I received this story of a courageous woman’s journey of grief due to child loss. She very much wanted to share her experience with others, including her blog as a resource. Truly an example of finding meaning in the tragedy that was the loss of her daughter.
The following was posted at the request of and with the permission of the author.
March 11, 2018 was a day that changed my life forever. It was the day that I had to give birth to my daughter, Jasmine Grace, who was stillborn. It had been a stressful pregnancy from the beginning. She was diagnosed at our 13 week ultrasound with CDH (congenital diaphragmatic hernia). This meant that she had a hole in her diaphragm that allowed some of her organs to move up into the chest cavity and compress her lungs. This was serious, but we found a specialist who had great success treating CDH patients. We met with him and were feeling better about our prospects. Right before we left, he urged us to get an amnio done because there were some abnormal findings on the fetal MRI. I had this done and that is when we had the other devastating blow. Jasmine had mosaic trisomy 15, which is extremely rare. So rare, that the doctors had no idea how it might affect her. After this, the specialist was still willing to treat, but was not as hopeful about our prospects.

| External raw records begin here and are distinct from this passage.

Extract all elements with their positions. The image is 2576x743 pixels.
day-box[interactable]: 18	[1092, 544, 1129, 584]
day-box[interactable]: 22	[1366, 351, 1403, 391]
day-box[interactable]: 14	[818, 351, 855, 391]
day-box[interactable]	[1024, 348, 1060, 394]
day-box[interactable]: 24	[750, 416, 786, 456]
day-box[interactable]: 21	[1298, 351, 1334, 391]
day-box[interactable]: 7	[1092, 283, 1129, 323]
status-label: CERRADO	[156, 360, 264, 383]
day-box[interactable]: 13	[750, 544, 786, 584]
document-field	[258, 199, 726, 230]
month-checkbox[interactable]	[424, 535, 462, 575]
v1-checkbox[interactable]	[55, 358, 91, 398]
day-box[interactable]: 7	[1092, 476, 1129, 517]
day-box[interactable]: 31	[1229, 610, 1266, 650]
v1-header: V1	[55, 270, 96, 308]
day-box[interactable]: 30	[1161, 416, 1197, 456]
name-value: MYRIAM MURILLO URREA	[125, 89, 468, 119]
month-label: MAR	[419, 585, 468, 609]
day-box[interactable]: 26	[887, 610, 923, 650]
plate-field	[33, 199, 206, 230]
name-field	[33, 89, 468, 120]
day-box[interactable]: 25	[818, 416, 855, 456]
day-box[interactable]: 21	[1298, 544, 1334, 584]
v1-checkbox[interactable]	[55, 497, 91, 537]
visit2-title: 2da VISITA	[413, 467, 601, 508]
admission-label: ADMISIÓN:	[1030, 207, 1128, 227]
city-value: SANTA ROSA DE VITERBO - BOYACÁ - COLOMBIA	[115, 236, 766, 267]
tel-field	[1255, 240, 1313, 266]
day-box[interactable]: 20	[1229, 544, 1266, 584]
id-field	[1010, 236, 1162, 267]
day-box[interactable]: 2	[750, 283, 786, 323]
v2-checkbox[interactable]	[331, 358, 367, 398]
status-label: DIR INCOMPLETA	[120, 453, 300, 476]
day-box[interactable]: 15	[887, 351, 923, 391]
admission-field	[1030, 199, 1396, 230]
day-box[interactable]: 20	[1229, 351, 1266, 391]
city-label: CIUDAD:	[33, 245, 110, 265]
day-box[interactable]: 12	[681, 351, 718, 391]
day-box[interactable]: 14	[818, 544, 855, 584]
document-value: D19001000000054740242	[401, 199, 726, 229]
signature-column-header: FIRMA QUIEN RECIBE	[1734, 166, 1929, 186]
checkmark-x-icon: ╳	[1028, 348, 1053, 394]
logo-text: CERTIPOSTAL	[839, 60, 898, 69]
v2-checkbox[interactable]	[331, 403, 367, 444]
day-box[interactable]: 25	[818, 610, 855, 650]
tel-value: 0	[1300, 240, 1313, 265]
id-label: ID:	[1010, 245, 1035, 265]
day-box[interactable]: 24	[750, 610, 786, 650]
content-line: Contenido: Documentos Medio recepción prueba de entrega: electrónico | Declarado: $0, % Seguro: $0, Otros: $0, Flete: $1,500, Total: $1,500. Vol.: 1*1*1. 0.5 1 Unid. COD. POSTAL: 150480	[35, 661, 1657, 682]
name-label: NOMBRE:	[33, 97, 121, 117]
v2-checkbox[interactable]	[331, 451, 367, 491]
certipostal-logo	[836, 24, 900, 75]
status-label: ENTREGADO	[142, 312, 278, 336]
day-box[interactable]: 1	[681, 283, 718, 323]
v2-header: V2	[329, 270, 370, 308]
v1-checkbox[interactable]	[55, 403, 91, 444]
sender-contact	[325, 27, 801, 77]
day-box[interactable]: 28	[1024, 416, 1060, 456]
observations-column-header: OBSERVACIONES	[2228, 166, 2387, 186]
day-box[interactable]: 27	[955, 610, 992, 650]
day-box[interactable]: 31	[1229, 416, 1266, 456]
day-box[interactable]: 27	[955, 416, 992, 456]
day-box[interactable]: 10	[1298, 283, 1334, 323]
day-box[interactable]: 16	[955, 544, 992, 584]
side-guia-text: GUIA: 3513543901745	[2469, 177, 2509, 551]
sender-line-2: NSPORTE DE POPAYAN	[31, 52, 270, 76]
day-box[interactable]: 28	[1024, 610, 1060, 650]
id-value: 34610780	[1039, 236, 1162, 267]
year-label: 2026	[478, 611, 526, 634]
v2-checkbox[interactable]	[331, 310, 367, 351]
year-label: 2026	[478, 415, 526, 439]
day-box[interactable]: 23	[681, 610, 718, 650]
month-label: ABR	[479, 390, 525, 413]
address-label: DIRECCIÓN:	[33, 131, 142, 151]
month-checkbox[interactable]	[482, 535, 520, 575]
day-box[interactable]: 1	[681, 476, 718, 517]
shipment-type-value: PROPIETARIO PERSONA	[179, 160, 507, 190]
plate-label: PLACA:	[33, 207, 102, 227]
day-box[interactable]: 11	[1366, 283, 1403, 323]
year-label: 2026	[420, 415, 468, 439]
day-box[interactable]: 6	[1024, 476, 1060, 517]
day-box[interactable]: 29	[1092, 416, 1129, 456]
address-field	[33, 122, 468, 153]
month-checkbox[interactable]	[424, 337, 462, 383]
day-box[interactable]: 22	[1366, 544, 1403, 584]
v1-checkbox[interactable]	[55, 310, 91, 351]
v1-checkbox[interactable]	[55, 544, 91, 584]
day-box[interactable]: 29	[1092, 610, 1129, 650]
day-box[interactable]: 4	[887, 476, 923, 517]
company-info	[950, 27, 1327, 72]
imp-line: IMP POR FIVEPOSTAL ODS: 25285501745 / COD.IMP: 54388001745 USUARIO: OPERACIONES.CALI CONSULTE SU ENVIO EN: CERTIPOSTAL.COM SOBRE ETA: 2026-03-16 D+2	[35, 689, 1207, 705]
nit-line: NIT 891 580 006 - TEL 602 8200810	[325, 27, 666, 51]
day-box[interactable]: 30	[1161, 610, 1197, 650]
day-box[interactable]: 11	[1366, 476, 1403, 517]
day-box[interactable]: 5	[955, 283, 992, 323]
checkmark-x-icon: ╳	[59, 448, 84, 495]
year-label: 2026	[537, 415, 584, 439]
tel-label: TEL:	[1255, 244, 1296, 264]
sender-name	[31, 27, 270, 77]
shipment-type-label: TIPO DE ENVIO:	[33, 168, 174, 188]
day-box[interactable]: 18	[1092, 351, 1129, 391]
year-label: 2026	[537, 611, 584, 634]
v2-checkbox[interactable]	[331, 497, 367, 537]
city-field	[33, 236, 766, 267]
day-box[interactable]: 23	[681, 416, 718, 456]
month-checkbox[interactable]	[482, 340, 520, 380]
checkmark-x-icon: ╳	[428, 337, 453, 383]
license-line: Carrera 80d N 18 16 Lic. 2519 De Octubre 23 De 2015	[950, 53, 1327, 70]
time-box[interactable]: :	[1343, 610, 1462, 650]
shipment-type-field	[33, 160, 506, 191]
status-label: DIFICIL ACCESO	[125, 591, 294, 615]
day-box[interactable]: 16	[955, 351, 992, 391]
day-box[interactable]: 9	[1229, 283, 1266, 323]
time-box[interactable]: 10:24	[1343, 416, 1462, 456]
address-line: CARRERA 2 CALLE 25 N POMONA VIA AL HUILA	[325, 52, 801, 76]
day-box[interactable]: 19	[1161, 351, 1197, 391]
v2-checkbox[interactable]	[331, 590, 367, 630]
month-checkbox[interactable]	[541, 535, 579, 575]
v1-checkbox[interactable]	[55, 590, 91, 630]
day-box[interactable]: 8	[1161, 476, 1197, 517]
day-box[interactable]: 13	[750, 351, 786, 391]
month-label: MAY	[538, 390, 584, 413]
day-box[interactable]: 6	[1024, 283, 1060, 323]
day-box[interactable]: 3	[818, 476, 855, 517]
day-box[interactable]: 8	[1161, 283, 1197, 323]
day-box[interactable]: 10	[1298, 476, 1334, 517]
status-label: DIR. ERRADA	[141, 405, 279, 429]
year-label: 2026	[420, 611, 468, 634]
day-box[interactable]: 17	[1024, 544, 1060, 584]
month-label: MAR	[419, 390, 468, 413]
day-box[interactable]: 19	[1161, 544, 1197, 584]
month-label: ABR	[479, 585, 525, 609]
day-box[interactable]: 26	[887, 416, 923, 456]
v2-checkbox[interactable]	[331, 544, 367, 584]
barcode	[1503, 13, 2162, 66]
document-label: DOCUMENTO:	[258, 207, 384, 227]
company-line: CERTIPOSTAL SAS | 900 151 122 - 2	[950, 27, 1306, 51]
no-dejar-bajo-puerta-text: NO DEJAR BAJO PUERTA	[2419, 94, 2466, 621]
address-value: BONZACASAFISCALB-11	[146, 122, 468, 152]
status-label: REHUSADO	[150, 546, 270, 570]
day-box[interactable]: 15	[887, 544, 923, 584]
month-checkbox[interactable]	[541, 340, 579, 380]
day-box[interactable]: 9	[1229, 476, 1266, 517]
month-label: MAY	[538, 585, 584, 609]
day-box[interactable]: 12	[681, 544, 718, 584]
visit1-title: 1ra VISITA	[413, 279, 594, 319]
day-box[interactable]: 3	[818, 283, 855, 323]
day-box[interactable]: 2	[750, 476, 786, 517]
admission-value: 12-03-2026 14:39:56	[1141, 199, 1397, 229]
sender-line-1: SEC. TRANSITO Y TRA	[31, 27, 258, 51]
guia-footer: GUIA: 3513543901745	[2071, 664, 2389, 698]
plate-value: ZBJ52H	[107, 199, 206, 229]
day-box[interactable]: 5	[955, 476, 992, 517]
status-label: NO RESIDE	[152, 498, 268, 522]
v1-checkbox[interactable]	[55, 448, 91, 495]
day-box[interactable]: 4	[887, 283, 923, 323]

One morning, I realized I felt drastically decreased movement from her. I had an appointment with my MFM that day. When we went in, we were told she had developed hydrops. Our options were basically to choose to deliver her right then and spend a few minutes with her or have an increased chance of her being stillborn. I frantically called the specialist who told us that he could not help us. I then searched for anyone else who could help us. We made an appointment to go to Houston, but they told us I should go in for a movement check and to make sure it was okay to travel. My son’s birthday party was that morning. Afterwards, we went to the hospital for the movement check. My heart was racing and, according to my Fitbit, my heart rate was super high even though I was just standing there. I knew at that moment the news would not be good. I knew before we went back for the ultrasound and I knew right away there was no heartbeat. We lost our Jasmine at 32 weeks and then I had to do the hardest thing ever. I had to deliver her knowing what the outcome would be.
The period after this was a whirlwind of emotions. I was sad and I was angry that I lost my daughter. I knew I did everything I could for her, yet still felt like I had not done enough. I was lucky to have very supportive family and friends.
We knew we wanted to try for another baby. Nothing would ever replace Jasmine, but we had a hole in our hearts. We went through fertility treatment and were lucky that it worked and I was pregnant with our second daughter. I was full of anxiety during this pregnancy. At every appointment I was afraid we would receive bad news. I would feel better for a few days after each ultrasound and then worry more. I went to counseling during this pregnancy and found it helpful. It was nice to be able to voice my concerns to someone who was not a family member or friend. Fortunately, this pregnancy went smoothly and our second daughter was born in 2019.
After my loss experience, I knew I needed to do something to help other women going through a loss. It can be one of the loneliest experiences of your life, even when you are surrounded by supportive people. I joined a Pregnancy After Loss Group and became a writer for their blog. I wrote weekly about my pregnancy after my loss and it was therapeutic for me. I liked knowing that it helped other people going through a similar situation.
Recently, I knew I wanted to do more. Pregnancy loss is still a topic that is not often talked about. I have read that 1 in 4 women will experience a loss. I wanted to bring awareness to the loss and give women an outlet to share their stories. I have a rainbow skirt that I used during my maternity and newborn pictures with my second daughter, our rainbow baby. I started Project Finding Your Rainbow and have been sending this skirt out to other loss moms to use in their pictures (maternity, newborn, family, etc) and sharing their pictures and stories on my blog. The stories are about their loss and how they have found their rainbow after a loss. This can be through having another child, choosing not to have more children, choosing to adopt or foster, starting a non-profit, or anything else that has helped them find their rainbow again.
The feedback I have gotten from these women is so special to me. They are happy to be sharing the story of their child with the world. My hope is that we can normalize talking about pregnancy and infant loss, so it is not such a taboo subject.
Project Rainbow: http://www.journeyforjasmine.com
I read your story and was so moved. I am 70- years-old now but when I was first married in my 20’s I lost my first pregnancy. I was around 16 weeks pregnant and lost the baby at home. I remember seeing everything intact and the small fetus in the sack. To this day I have never forgotten that image and can’t. Several months I got pregnant again, the fetus never formed so another D and C. Both times I was told it was never really real so I needed to just forget it. You never forget and I still wonder what might have been. Several years later I did have 3 children, I love them so and thank God everyday for them, but the other never really goes away.
I wanted to thank you for so openly sharing your personal experience of loss. Unfortunately, I know so many others who were told the same thing you heard. We never stop loving so our grief continues.
I wish you peace and I also know how much Sarah appreciated your post.